Here’s where the plot thickens, according to Prof Metcalf. OK did become one of the more commonly used expressions, but it’s fair to point out that since all the other abbreviations cited above have passed into oblivion, how come OK survived and achieved global glory? The answer apparently lies in the US presidential election of 1840, when President Martin Van Buren was nicknamed “Old Kinderhook” after his hometown of Kinderhook, New York. As a result, Van Buren fans organised themselves into “OK Clubs” across the country, further popularising the word. Merriam Webster tells us that as a result, many wrongly attribute the origin of the word to “Old Kinderhook”, when it really should be credited to the jocular Bostonian editor who came up with “oll korekt”. But the double-meaning that Van Bruen was both “OK” (by nickname) and OK (because he was right for the country) entrenched the term in the American consciousness, and from there, it was not an enormous leap to its global spread.

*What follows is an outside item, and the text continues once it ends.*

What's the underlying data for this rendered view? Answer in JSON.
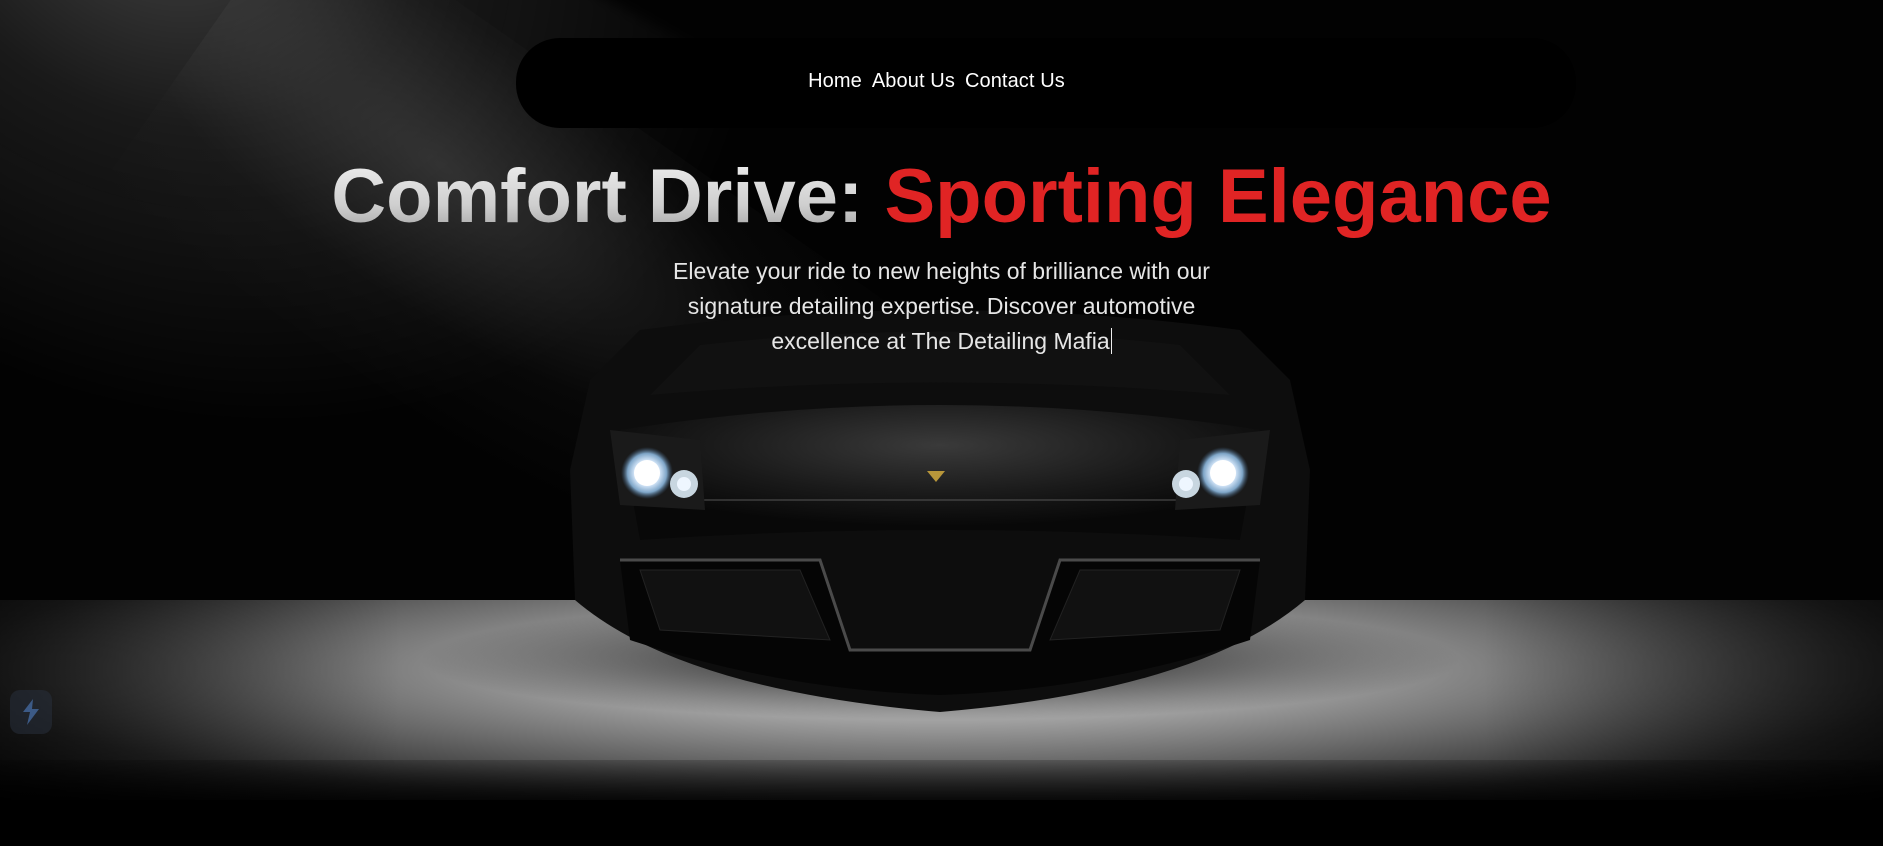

Prof. Metcalf dismisses all the other “origin stories”, but details many of them, including alleged sources in various other languages, notably Latin, Greek, Scottish, French, Finnish, and Anglo-Saxon via Swedish, with two African languages, Mandingo and Wolof, also being credited. The most creative story claimed it was one more thing that the white Americans looted from the Natives they had displaced in America. According to this theory, OK was a contraction of the Choctaw word okeh, which President Andrew Jackson allegedly stole (along with much of their land) from members of the Choctaw tribe. This theory was taken so seriously that President Woodrow Wilson, a former head of Princeton University before ascending to the nation’s highest office, reportedly wrote okeh on papers he approved. When asked why he did not use O.K., he replied, like stern professor he used to be, “Because it is wrong”.

Unfortunately for him, it was he who was wrong. O.K. was the real original. Which means that spelling O.K. as okay is also, strictly speaking, “wrong”, though writing OK (without the old-fashioned full stops in between) and even choosing the lowercase ok are also acceptable, and indeed more popular. OK?